Dedekind, Nicholas Folker (KZN), Schoeman and Herman Louw (KZN) were disqualified after an over-ambitious start by Louw, swimming the final fourth leg.
Although the disqualification by officials appeared disputable, the four would not have beaten the unofficial 1:29.16 mark set by the United States in 1987.
They finished in 1:29.23 with Dedekind - who retained the SA 50m freestyle title in a time of 22.13 on Saturday night - registered a slow 22.89 on the first leg.
Schoeman, the top-ranked sprinter in the world, scorched an incredible 21.55 which would translate to 22.05 in a regular race - one-hundredth of a second outside his 22.04 Africa record.

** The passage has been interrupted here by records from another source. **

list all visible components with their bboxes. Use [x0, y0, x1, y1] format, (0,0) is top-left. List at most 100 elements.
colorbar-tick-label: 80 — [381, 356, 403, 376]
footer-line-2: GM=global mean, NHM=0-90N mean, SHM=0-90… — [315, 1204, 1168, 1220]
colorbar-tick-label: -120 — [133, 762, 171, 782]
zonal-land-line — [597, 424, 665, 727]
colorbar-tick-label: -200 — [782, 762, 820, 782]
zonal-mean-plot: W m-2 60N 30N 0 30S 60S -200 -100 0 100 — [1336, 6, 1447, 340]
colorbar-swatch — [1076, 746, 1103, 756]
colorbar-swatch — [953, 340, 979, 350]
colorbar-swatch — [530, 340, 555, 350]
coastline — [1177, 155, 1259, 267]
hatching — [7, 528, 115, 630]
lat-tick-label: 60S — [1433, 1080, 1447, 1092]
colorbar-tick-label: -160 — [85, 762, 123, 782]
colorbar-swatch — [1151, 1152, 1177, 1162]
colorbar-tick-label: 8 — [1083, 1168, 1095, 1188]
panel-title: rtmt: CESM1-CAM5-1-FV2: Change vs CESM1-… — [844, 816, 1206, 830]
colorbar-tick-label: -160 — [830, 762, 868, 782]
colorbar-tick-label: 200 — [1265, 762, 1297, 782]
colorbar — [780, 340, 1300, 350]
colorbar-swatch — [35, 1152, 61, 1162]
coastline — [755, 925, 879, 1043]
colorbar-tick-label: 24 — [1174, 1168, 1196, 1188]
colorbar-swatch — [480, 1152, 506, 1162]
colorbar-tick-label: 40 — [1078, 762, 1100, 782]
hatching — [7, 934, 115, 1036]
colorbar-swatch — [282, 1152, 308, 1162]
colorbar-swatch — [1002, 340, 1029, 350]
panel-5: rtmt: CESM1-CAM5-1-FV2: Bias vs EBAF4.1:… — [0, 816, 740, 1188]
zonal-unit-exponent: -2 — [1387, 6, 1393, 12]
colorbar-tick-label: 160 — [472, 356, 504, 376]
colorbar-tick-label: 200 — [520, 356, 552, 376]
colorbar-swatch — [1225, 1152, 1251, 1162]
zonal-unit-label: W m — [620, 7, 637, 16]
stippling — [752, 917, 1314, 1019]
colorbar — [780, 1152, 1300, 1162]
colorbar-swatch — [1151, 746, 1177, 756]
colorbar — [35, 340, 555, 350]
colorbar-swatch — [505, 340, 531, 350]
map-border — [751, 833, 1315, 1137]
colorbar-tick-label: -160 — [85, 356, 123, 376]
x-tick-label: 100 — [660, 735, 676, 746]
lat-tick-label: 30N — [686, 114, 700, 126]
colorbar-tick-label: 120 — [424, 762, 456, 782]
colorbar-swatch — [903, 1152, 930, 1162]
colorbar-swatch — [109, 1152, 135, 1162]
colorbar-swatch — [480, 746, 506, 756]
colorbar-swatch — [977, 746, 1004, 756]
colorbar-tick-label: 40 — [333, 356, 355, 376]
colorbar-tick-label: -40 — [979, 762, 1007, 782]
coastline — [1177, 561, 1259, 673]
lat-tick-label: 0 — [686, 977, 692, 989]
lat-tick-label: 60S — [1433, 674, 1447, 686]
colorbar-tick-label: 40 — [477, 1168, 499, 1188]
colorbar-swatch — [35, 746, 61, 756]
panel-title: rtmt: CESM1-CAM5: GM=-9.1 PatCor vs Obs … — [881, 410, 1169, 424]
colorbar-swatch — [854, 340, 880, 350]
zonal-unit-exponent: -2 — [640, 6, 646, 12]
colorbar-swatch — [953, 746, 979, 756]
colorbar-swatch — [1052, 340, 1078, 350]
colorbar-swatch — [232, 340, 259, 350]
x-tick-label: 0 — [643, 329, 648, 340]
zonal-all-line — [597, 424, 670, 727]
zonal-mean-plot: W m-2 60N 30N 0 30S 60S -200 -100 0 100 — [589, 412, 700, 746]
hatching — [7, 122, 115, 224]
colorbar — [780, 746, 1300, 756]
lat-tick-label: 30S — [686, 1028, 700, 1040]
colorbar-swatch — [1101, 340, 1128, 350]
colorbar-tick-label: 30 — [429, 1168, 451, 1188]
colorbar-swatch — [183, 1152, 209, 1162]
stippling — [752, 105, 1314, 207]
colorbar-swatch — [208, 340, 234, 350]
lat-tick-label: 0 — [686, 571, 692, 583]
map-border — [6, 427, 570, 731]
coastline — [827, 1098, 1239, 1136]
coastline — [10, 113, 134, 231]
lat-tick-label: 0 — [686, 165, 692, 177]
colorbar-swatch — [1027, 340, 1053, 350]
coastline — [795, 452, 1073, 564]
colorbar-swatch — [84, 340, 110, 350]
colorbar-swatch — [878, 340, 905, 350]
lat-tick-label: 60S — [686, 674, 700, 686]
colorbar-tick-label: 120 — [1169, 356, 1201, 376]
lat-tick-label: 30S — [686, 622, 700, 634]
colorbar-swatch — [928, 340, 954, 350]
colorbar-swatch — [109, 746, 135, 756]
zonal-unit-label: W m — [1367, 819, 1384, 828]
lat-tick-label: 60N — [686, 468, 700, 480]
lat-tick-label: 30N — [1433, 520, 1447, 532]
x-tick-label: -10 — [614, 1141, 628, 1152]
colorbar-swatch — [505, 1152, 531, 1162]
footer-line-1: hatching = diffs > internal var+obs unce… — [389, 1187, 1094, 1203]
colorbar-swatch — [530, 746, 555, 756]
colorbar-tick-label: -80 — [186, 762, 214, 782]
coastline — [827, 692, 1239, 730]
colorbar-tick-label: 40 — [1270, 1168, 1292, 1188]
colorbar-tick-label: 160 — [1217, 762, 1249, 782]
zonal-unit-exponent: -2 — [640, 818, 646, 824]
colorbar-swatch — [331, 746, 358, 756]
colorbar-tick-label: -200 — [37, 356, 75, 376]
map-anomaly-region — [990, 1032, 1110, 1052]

Folker swam 21.96 (22.46) and Louw 22.83 (23.33).
An ecstatic Verster, who pumped his hands into the air on seeing his 53.77, said he was relieved to have achieved an Olympic qualifying criterion.
"I left it a little late in the competition. It's not very nice to swim alone," said the Durban-based professional swimmer, who managed an Olympic standard at the Pan Pacific championships last year.
"Getting the time here carries more weight (Olympic with team selection), they want to see us improving."
KwaZulu-Natal 'A' won the men's and women's 4x100m medley relays.